Today’s blog

Lynn Murphy Mark

Writing With the Psalms

First of all, Happy St. Paddy’s day. As a Murphy, I can claim my Irish heritage and I don’t have to wear green. It’s church for me this morning, and I am the prayer chaplain, so wearing my bright green long sleeve T-shirt with “MURPHY” emblazoned on the front might not be appropriate. Yesterday, Jan ran into our upstairs neighbor in the parking garage. She was wearing Lucky Charms socks, a green outfit and a silly looking St. Patrick’s day hat. I wish I had seen her, but Jan’s description was enough to remind me that this weekend everyone thinks they are Irish. To celebrate the eve of, Jan and I found a rom-com filmed in Ireland. The story was dumb, but the scenery was glorious. Maybe we’ll get back to the beauty of Ireland some day.

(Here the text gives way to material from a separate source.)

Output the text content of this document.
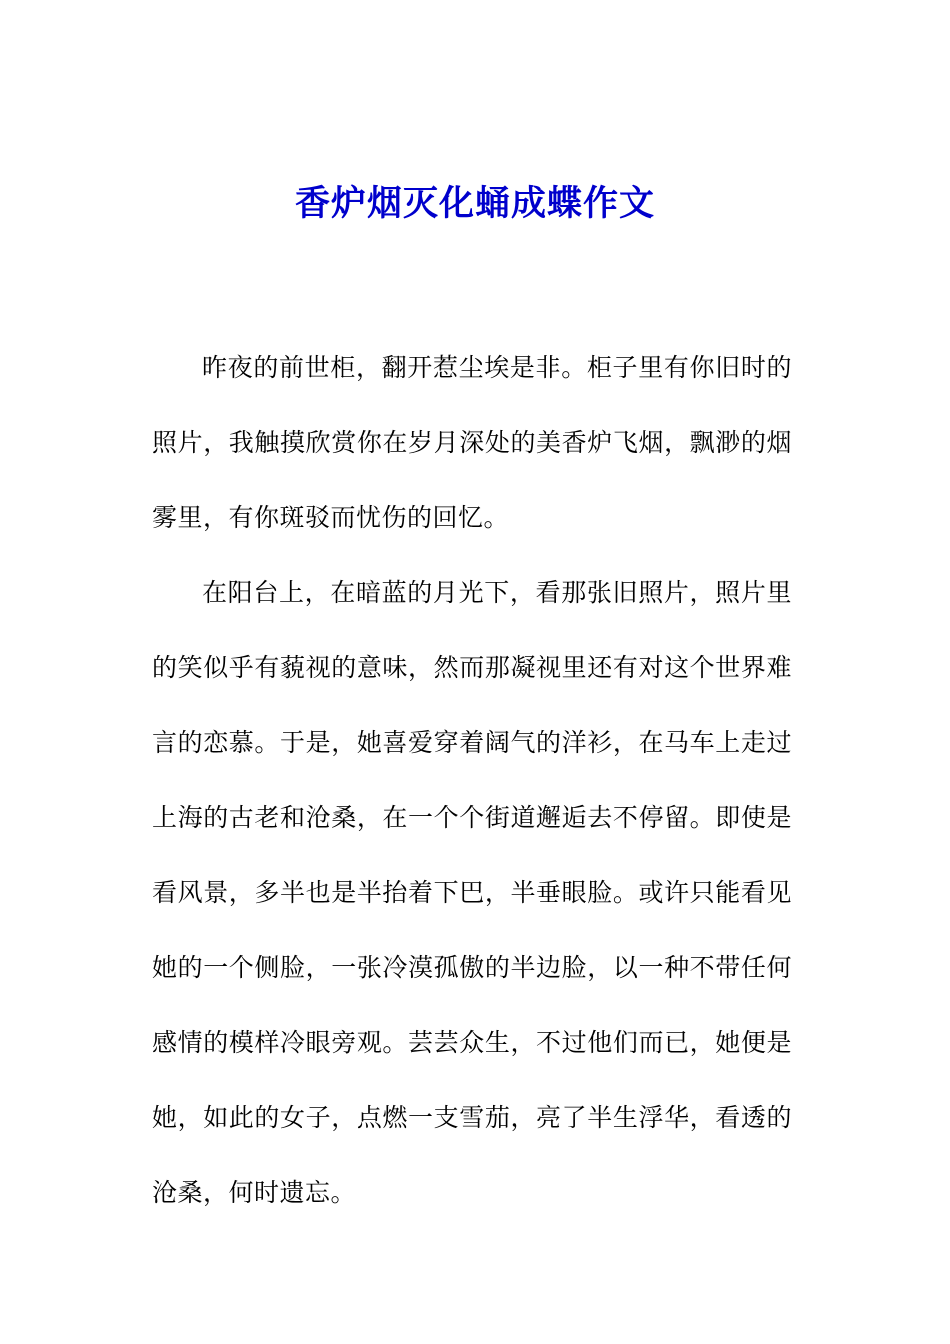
香炉烟灭化蛹成蝶作文

昨夜的前世柜，翻开惹尘埃是非。柜子里有你旧时的照片，我触摸欣赏你在岁月深处的美香炉飞烟，飘渺的烟雾里，有你斑驳而忧伤的回忆。

在阳台上，在暗蓝的月光下，看那张旧照片，照片里的笑似乎有藐视的意味，然而那凝视里还有对这个世界难言的恋慕。于是，她喜爱穿着阔气的洋衫，在马车上走过上海的古老和沧桑，在一个个街道邂逅去不停留。即使是看风景，多半也是半抬着下巴，半垂眼脸。或许只能看见她的一个侧脸，一张冷漠孤傲的半边脸，以一种不带任何感情的模样冷眼旁观。芸芸众生，不过他们而已，她便是她，如此的女子，点燃一支雪茄，亮了半生浮华，看透的沧桑，何时遗忘。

Also yesterday, Jan talked to a friend of ours living in Brooklyn. John is a college professor and a lay Episcopalian monk. I met him not long after I met Jan. He is a lovely person. When my daughter, Jackie, moved to New York City I asked John to be a resource person for her and he graciously took on the task. Knowing he was there if she needed anything soothed my mom’s worry about her living in the city that never sleeps.

Anyway, in the course of their conversation John said he is working with the Psalms and is having difficulty with them. This is not an unusual reaction to these ancient poems. They are full of humanity’s shortcomings in the form of pleadings with God to fix them. Some are downright violent, with images of dashing babies on the rocks and other troublesome visions of how to be a bad human. But, there are beautiful, compelling passages about God and Creation as well.

Jan told John that I wrote a book about the psalms some years ago. He is interested in reading it, so I went to Amazon and ordered a copy to be delivered to him. It amused me to see a little message on the page, “Only one copy left!”. That’s a marketing gimmick, for sure. This book is not best-seller but it has meaning for its readers. I say this because anyone I know who has read it has given me such positive feedback that I remember why I wrote it.

I guess this blog is a shameless promotion of years of my work with the psalms. When I say “my work” I mean that for six years I read a psalm a day and journaled on whatever it called forth for me. I went through nine different editions of the psalms. After I joined Unity, an inspiration came to me to re-write all 150 psalms using Unity principles and New Thought concepts. It took me a year of daily writing to translate each poem and then annotate it with passages from my journals.

I self-published the book. This is a labor of love with some limited expectations for success. Self-publishing means there is no agent to pitch the book to publishers, no marketing campaign, no travel to promote the finished product. Instead I sent copies to friends who then recommended the book to their friends, and there were some sales. People wrote to me about how the book had affected them. Some people used it as a daily meditation, reading one psalm a day. Some told me how it had gotten them through a difficult time. A few people introduced it to a study group at their church.

I don’t know if the book will resonate with John. I  hope it smooths the troubled waters he is experiencing as he interacts with each psalm. That’s why I wrote it in the first place.